イワサキケブカカミキリは、日本に分布するカミキリムシ科フトカミキリ亜科ホソヒゲケブカカミキリ族に分類されます。2013年に韓国で新種として記載された種ですが、「月刊むし」の2017年4月号(554号)にて、露木繁雄氏と平山洋人氏によって初めて記録されました。

基本情報
| 体長 | 5~8㎜ |
| 分布 | 神奈川県、東京都、山梨県、四国(徳島) |
| 食草・寄生植物等 | クワ科のヒメコウゾやカジノキ |
| 成虫出現期 | 6~8月 |
観察と撮影後記
「ここにいますよ」と教えていただき、ようやく撮影することができました。寄主植物は、道端に生えていたヒメコウゾ(クワ科)だったと記憶しています。
本種は、単為生殖(メス単独で繁殖可能)の可能性が高いとされ、さらに外来種と推定されている点で、生物学的に非常に興味深い存在です。
単為生殖は、わずか1頭のメスが侵入しただけでも個体群を成立させ得るという特徴を持ちます。この性質に外来種という条件が加わると、定着・拡散の潜在力はきわめて高くなります。生態系への影響という観点からも、注意深い観察が必要な種といえるでしょう。

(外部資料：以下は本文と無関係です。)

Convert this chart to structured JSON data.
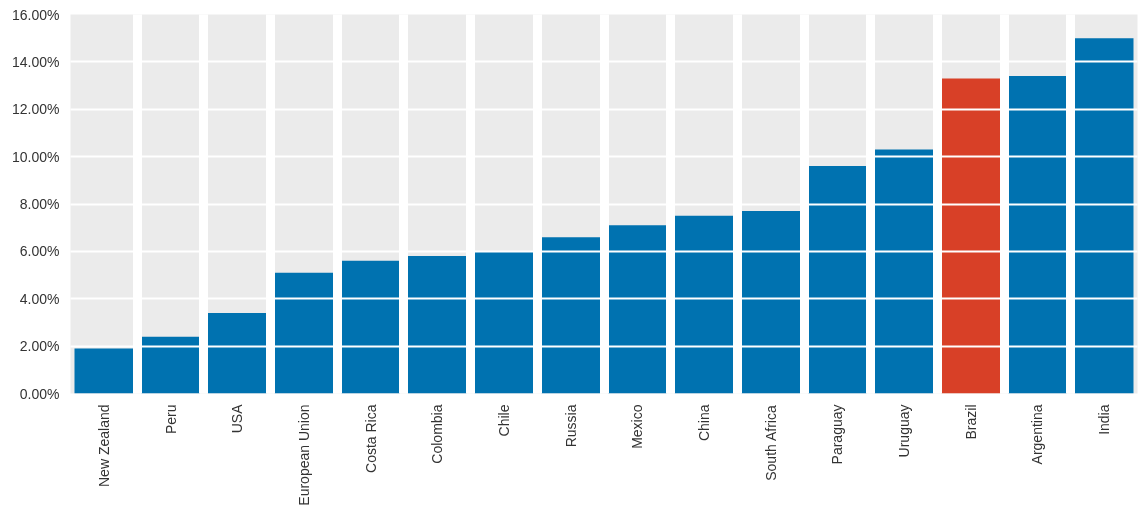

一方で、本種は小型で目立たず、現時点で顕著な農業被害も報告されていません。そのため調査や研究の優先順位が高くなりにくい事情も理解できます。しかし、初期段階での分布状況や繁殖様式の解明は重要であり、今後の継続的な記録が望まれます。
学名について
1. 属名 Eupogoniopsis(エウポゴニオプシス)
属名は、既存の Eupogonius 属に、ギリシャ語の接尾辞 -opsis(〜に似たもの) を付けた名称です。
- eu-:良い、立派な
- -pogon:ひげ
- -opsis:外見、〜に似たもの
したがって Eupogoniopsis は
「立派なひげをもつ Eupogonius 属に似たもの」
という意味合いになり、分類学的に近縁であることを示唆しています。
2. 種小名 granulatus(グラヌラートゥス)
ラテン語 granulatus(粒状の、ざらついた)に由来します。
体表の微細な顆粒状構造を表現した命名と考えられます。
3. 命名者 Lim, 2013
本種は、韓国の研究者 Jongok Lim 博士 により2013年に新種として記載されました。
種小名は、日本での発見者である岩崎氏(岩崎一氏・泰雄氏)に献名されたものです。
発見の経緯と日本初記録
日本での最初の確認は2016年、神奈川県相模原市 岩崎一氏・泰雄氏親子が、自宅周辺のヒメコウゾに多数の小型カミキリムシが集まっていることに気づいたことがきっかけです。2013年に韓国で記載されたばかりの本種であることが判明し、露木繁雄・平山洋人, 2017. 外来種と思われるホソヒゲケブカカミキリ属のカミキリEupogoniopsis granulatus. 月刊むし, (554)に掲載。
注目される二つの特徴
1. 単為生殖の可能性
相模原市で最初に採集された多数の個体がすべてメスであったことから、本種はオスを必要としない単為生殖を行っている可能性が高いと考えられています。
これが事実であれば、分布拡大能力は非常に高いことになります。
2. 外来種の可能性
韓国で記載された種であること、そして日本での出現状況が突発的であったことから、貨物などに随伴して侵入した外来種である可能性が指摘されています。
現在の分布
相模原市での発見以降、分布は徐々に拡大しています。
- 東京都:八王子市(高尾山周辺)・町田市など
- 山梨県:上野原市など神奈川県隣接地域
- 四国:徳島県でも記録あり
分布は飛び地的に広がっている可能性もあり、今後の動向が注目されます。